Luna w rozmowie ze Światem Gwiazd wyjaśniła ideę stojącą za jej nowym, eurowizyjnym, wizerunkiem. Artystka chciała stworzyć uniwersalne dzieło, które mogłoby skraść serca milionów słuchaczy.
To musi być coś większego, coś spektakularnego. Dlatego taki utwór. Natomiast wydaje mi się, że ten mój element magiczny jak najbardziej w tym utworze jest, a na pewno jeszcze bardziej pojawi się na żywo w całej oprawie scenicznej - wyjaśniła w rozmowie z nami.
Jak zatem odbiera krytykę internautów na temat swojej twórczości? Już niedługo przeżyje jeden z trudniejszych egzaminów w karierze.
Luna reaguje na odbiór internautów. Krytyka ją dotyka?
Jedni stoją murem za młodą artystką, która zdecydowanie wyróżnia się na tle polskich gwiazd. W mediach społecznościowych nie brak wsparcia i życzeń powodzenia podczas Eurowizji w Malmo. Z łatwością da się też znaleźć ostre słowa krytyki. Jak artystka radzi sobie z tak skrajnymi poglądami na swój temat?
Ja się cieszę, że jakiekolwiek budzę emocje, bo najgorzej jest nie budzić żadnych emocji, pozostawiać widzów obojętnymi. Wychodzę też z takiego założenia, że każda energia jest dobra. Nawet kiedy pojawia się jakaś negatywna energia w naszym życiu od innych, to ona się pojawia po coś, żeby stawić czemuś czoła. Mi to daje więcej motywacji wręcz mam wrażenie - wyznała.
Czy hejt ją dotyka? Luna skupia się przede wszystkim na pozytywnych emocjach, jakie wywołuje jej twórczość.
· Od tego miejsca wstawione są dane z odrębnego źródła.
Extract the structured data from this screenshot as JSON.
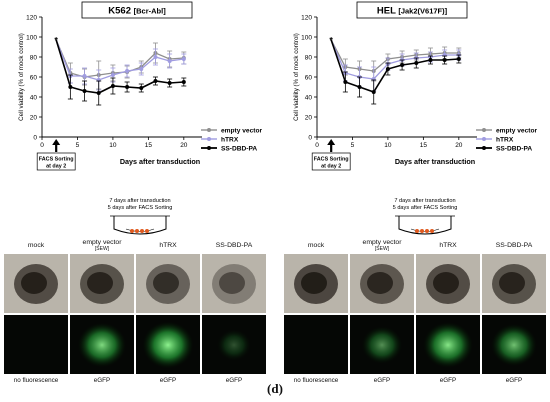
{
  "figure": {
    "panel_label": "(d)"
  },
  "chart_data": [
    {
      "type": "line",
      "title": "K562",
      "title_suffix": "[Bcr-Abl]",
      "xlabel": "Days after transduction",
      "ylabel": "Cell viability (% of mock control)",
      "xlim": [
        0,
        22
      ],
      "ylim": [
        0,
        120
      ],
      "xticks": [
        0,
        5,
        10,
        15,
        20
      ],
      "yticks": [
        0,
        20,
        40,
        60,
        80,
        100,
        120
      ],
      "grid": false,
      "legend_position": "right",
      "annotation": "FACS Sorting at day 2",
      "start_point": {
        "x": 2,
        "y": 97,
        "marker": "*"
      },
      "series": [
        {
          "name": "empty vector",
          "color": "#8f8f8f",
          "x": [
            2,
            4,
            6,
            8,
            10,
            12,
            14,
            16,
            18,
            20
          ],
          "y": [
            97,
            64,
            60,
            62,
            64,
            65,
            70,
            84,
            78,
            79
          ],
          "err": [
            0,
            10,
            8,
            14,
            8,
            6,
            6,
            10,
            8,
            6
          ]
        },
        {
          "name": "hTRX",
          "color": "#a09ce0",
          "x": [
            2,
            4,
            6,
            8,
            10,
            12,
            14,
            16,
            18,
            20
          ],
          "y": [
            97,
            61,
            61,
            57,
            62,
            66,
            68,
            80,
            76,
            78
          ],
          "err": [
            0,
            7,
            8,
            10,
            7,
            6,
            6,
            8,
            7,
            5
          ]
        },
        {
          "name": "SS-DBD-PA",
          "color": "#000000",
          "x": [
            2,
            4,
            6,
            8,
            10,
            12,
            14,
            16,
            18,
            20
          ],
          "y": [
            97,
            50,
            46,
            44,
            51,
            50,
            49,
            56,
            54,
            55
          ],
          "err": [
            0,
            12,
            10,
            12,
            8,
            5,
            4,
            4,
            4,
            4
          ]
        }
      ]
    },
    {
      "type": "line",
      "title": "HEL",
      "title_suffix": "[Jak2(V617F)]",
      "xlabel": "Days after transduction",
      "ylabel": "Cell viability (% of mock control)",
      "xlim": [
        0,
        22
      ],
      "ylim": [
        0,
        120
      ],
      "xticks": [
        0,
        5,
        10,
        15,
        20
      ],
      "yticks": [
        0,
        20,
        40,
        60,
        80,
        100,
        120
      ],
      "grid": false,
      "legend_position": "right",
      "annotation": "FACS Sorting at day 2",
      "start_point": {
        "x": 2,
        "y": 97,
        "marker": "*"
      },
      "series": [
        {
          "name": "empty vector",
          "color": "#8f8f8f",
          "x": [
            2,
            4,
            6,
            8,
            10,
            12,
            14,
            16,
            18,
            20
          ],
          "y": [
            97,
            70,
            68,
            66,
            78,
            80,
            82,
            83,
            84,
            84
          ],
          "err": [
            0,
            8,
            8,
            10,
            5,
            6,
            5,
            6,
            6,
            5
          ]
        },
        {
          "name": "hTRX",
          "color": "#a09ce0",
          "x": [
            2,
            4,
            6,
            8,
            10,
            12,
            14,
            16,
            18,
            20
          ],
          "y": [
            97,
            64,
            60,
            58,
            73,
            77,
            79,
            80,
            82,
            82
          ],
          "err": [
            0,
            8,
            10,
            12,
            6,
            6,
            5,
            5,
            5,
            5
          ]
        },
        {
          "name": "SS-DBD-PA",
          "color": "#000000",
          "x": [
            2,
            4,
            6,
            8,
            10,
            12,
            14,
            16,
            18,
            20
          ],
          "y": [
            97,
            55,
            50,
            45,
            68,
            72,
            74,
            77,
            77,
            78
          ],
          "err": [
            0,
            10,
            10,
            12,
            6,
            5,
            5,
            4,
            4,
            4
          ]
        }
      ]
    }
  ],
  "timeline": {
    "line1": "7 days after transduction",
    "line2": "5 days after FACS Sorting"
  },
  "microscopy": {
    "left": {
      "columns": [
        {
          "title": "mock",
          "subtitle": "",
          "caption": "no fluorescence",
          "brightness": 0.75,
          "glow": 0
        },
        {
          "title": "empty vector",
          "subtitle": "[SEW]",
          "caption": "eGFP",
          "brightness": 0.7,
          "glow": 0.85
        },
        {
          "title": "hTRX",
          "subtitle": "",
          "caption": "eGFP",
          "brightness": 0.55,
          "glow": 0.95
        },
        {
          "title": "SS-DBD-PA",
          "subtitle": "",
          "caption": "eGFP",
          "brightness": 0.3,
          "glow": 0.3
        }
      ]
    },
    "right": {
      "columns": [
        {
          "title": "mock",
          "subtitle": "",
          "caption": "no fluorescence",
          "brightness": 0.8,
          "glow": 0
        },
        {
          "title": "empty vector",
          "subtitle": "[SEW]",
          "caption": "eGFP",
          "brightness": 0.65,
          "glow": 0.55
        },
        {
          "title": "hTRX",
          "subtitle": "",
          "caption": "eGFP",
          "brightness": 0.75,
          "glow": 0.9
        },
        {
          "title": "SS-DBD-PA",
          "subtitle": "",
          "caption": "eGFP",
          "brightness": 0.7,
          "glow": 0.75
        }
      ]
    }
  }
}
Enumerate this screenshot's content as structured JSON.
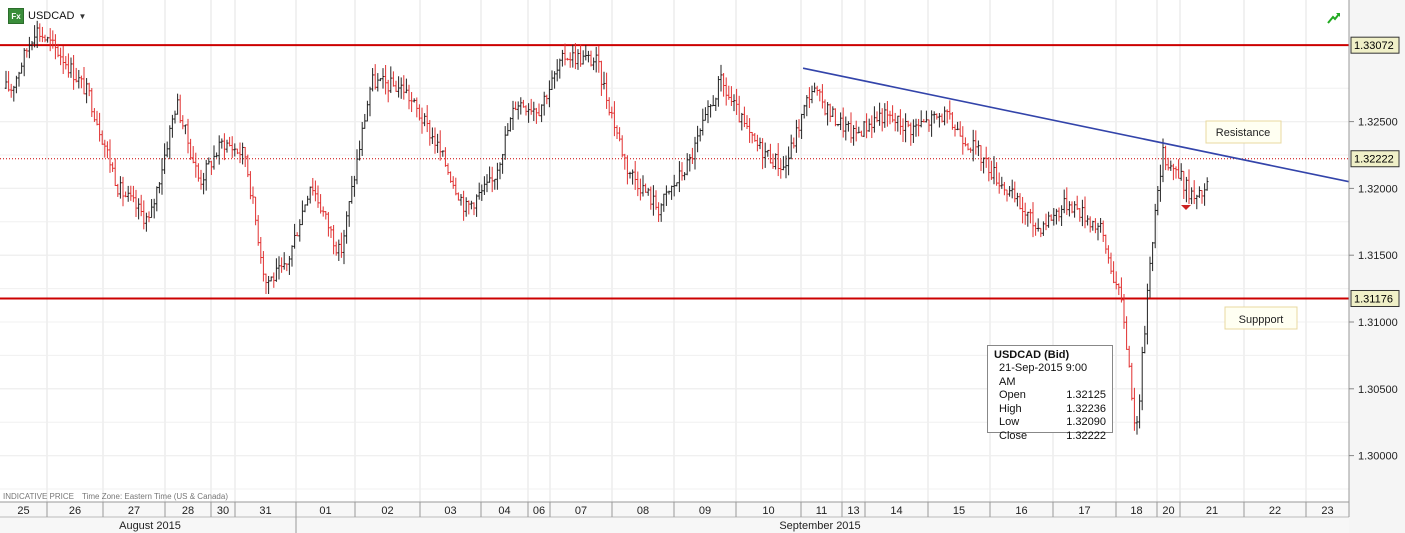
{
  "header": {
    "symbol": "USDCAD",
    "fx_badge": "Fx"
  },
  "footer": {
    "indicative": "INDICATIVE PRICE",
    "timezone": "Time Zone: Eastern Time (US & Canada)"
  },
  "tooltip": {
    "title": "USDCAD (Bid)",
    "datetime": "21-Sep-2015 9:00 AM",
    "rows": [
      {
        "label": "Open",
        "value": "1.32125"
      },
      {
        "label": "High",
        "value": "1.32236"
      },
      {
        "label": "Low",
        "value": "1.32090"
      },
      {
        "label": "Close",
        "value": "1.32222"
      }
    ]
  },
  "chart_data": {
    "type": "ohlc",
    "symbol": "USDCAD",
    "ylim": [
      1.2966,
      1.3375
    ],
    "y_ticks": [
      "1.32500",
      "1.32000",
      "1.31500",
      "1.31000",
      "1.30500",
      "1.30000"
    ],
    "price_tags": [
      {
        "value": "1.33072",
        "color": "#f0f0c8"
      },
      {
        "value": "1.32222",
        "color": "#f0f0c8"
      },
      {
        "value": "1.31176",
        "color": "#f0f0c8"
      }
    ],
    "day_labels": [
      "25",
      "26",
      "27",
      "28",
      "30",
      "31",
      "01",
      "02",
      "03",
      "04",
      "06",
      "07",
      "08",
      "09",
      "10",
      "11",
      "13",
      "14",
      "15",
      "16",
      "17",
      "18",
      "20",
      "21",
      "22",
      "23"
    ],
    "months": [
      "August 2015",
      "September 2015"
    ],
    "horizontal_lines": [
      {
        "name": "resistance-level",
        "value": 1.33072,
        "color": "#cc0000"
      },
      {
        "name": "support-level",
        "value": 1.31176,
        "color": "#cc0000"
      },
      {
        "name": "last-price-line",
        "value": 1.32222,
        "color": "#cc0000",
        "dotted": true
      }
    ],
    "trendline": {
      "color": "#3344aa",
      "from": {
        "day": "11",
        "price": 1.329
      },
      "to": {
        "day": "23",
        "price": 1.3205
      }
    },
    "annotations": [
      "Resistance",
      "Suppport"
    ],
    "close_path": [
      [
        "25",
        1.3275
      ],
      [
        "25",
        1.332
      ],
      [
        "26",
        1.33
      ],
      [
        "26",
        1.327
      ],
      [
        "27",
        1.32
      ],
      [
        "27",
        1.3175
      ],
      [
        "28",
        1.3265
      ],
      [
        "28",
        1.3205
      ],
      [
        "30",
        1.3235
      ],
      [
        "31",
        1.3225
      ],
      [
        "31",
        1.313
      ],
      [
        "31",
        1.314
      ],
      [
        "01",
        1.3205
      ],
      [
        "01",
        1.315
      ],
      [
        "02",
        1.328
      ],
      [
        "02",
        1.3275
      ],
      [
        "03",
        1.3235
      ],
      [
        "03",
        1.3185
      ],
      [
        "04",
        1.3205
      ],
      [
        "04",
        1.3265
      ],
      [
        "06",
        1.326
      ],
      [
        "07",
        1.33
      ],
      [
        "07",
        1.3295
      ],
      [
        "08",
        1.3215
      ],
      [
        "08",
        1.3185
      ],
      [
        "09",
        1.322
      ],
      [
        "09",
        1.328
      ],
      [
        "10",
        1.3235
      ],
      [
        "10",
        1.3215
      ],
      [
        "11",
        1.3275
      ],
      [
        "11",
        1.3255
      ],
      [
        "13",
        1.324
      ],
      [
        "14",
        1.3255
      ],
      [
        "14",
        1.3245
      ],
      [
        "15",
        1.3255
      ],
      [
        "15",
        1.323
      ],
      [
        "16",
        1.32
      ],
      [
        "16",
        1.317
      ],
      [
        "17",
        1.319
      ],
      [
        "17",
        1.317
      ],
      [
        "18",
        1.311
      ],
      [
        "18",
        1.3015
      ],
      [
        "18",
        1.315
      ],
      [
        "20",
        1.3225
      ],
      [
        "20",
        1.3215
      ],
      [
        "21",
        1.319
      ],
      [
        "21",
        1.3222
      ]
    ]
  }
}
Oczywiście dotyka mnie to, bo jestem bardzo wrażliwą osobą, ale staram się jednak bardziej zwracać uwagę na ten pozytywny odbiór, który budzę - przyznała w rozmowie ze Światem Gwiazd.
Już 7 maja dowiemy się, jak Polka poradzi sobie podczas pierwszego półfinału Eurowizji 2024. Głosy jury i zagranicznych widzów zdecydują, czy wokalistka pojawi się także podczas wielkiego finału 11 maja. Fani bardzo liczą na sukces idolki.